How to prove $x \leq 0, 0 \leq y \implies x.y \leq 0$?

Question

In real analysis course, I need to prove $x \leq 0$ and $0 \leq y \implies x.y \leq 0$. I applied following approach but am not sure whether it is correct and acceptable proof.

1. Assume $x \leq 0$
2. Adding $-x$ to both sides yields $0 \leq -x$
3. Assume $0 \leq y$
4. We obtain $0 \leq -x.y$ from (2) and (3). (Recall the axiom $0 \leq x$ and $0 \leq y \implies 0 \leq x.y$)
5. $0 \leq (-1).x.y$ and put $z = x.y$
6. $0 \leq (-1).z$
7. Add $z$ to both sides
8. So, $z \leq (-1).z + z$ which is $z \leq -z + z$
9. $z \leq 0$ which is $x.y \leq 0$

Answer 1

Every thing is good except you are taking it for granted that $(-x)y = -(xy)$ and that $-x = (-1)x$.

That must be proven.

And before you can prove that you must prove $0\cdot x = 0$.

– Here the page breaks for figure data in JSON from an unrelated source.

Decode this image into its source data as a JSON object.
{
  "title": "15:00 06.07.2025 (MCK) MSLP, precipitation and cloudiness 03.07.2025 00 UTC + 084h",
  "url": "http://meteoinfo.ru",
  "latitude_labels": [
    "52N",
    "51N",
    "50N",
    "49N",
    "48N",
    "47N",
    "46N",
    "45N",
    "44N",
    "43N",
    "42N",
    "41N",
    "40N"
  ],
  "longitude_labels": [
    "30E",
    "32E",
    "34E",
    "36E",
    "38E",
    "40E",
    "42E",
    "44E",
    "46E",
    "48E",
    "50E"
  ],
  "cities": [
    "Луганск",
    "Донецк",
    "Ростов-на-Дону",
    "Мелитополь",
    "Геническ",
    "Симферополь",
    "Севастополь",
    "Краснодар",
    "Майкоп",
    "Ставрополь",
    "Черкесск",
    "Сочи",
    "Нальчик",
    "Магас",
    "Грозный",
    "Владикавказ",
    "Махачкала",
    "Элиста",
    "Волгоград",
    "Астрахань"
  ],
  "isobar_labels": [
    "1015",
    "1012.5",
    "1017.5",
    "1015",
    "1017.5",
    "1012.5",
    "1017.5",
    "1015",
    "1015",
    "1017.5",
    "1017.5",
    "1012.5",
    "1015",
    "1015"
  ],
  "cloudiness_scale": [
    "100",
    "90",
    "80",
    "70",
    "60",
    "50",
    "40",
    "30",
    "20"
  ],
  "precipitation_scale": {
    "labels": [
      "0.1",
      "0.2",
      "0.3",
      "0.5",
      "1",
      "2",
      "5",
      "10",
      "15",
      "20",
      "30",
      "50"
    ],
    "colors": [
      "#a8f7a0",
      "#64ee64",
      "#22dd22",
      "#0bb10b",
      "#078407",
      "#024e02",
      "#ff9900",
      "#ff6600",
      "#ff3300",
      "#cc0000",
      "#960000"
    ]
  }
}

You can not take either of those as a given.

Claim: $0x = 0$. Pf: $0= 0\cdot x + (-(0\cdot x) = (0 + 0)x + (-(0\cdot x))= 0\cdot x + 0\cdot x + (-(0\cdot x) = 0\cdot x + (0\cdot x + (-(0\cdot x)) = 0\cdot x + 0 = 0\cdot x$.

And

Claim: $(-x)y = -(xy)$. Pf: $0 = 0*y = (-x + x)*y= (-x)y + xy$ So $0 + (-xy) = (-x)y + xy + (-xy)$ so $-xy = (-x)y + 0 = (-x)y$.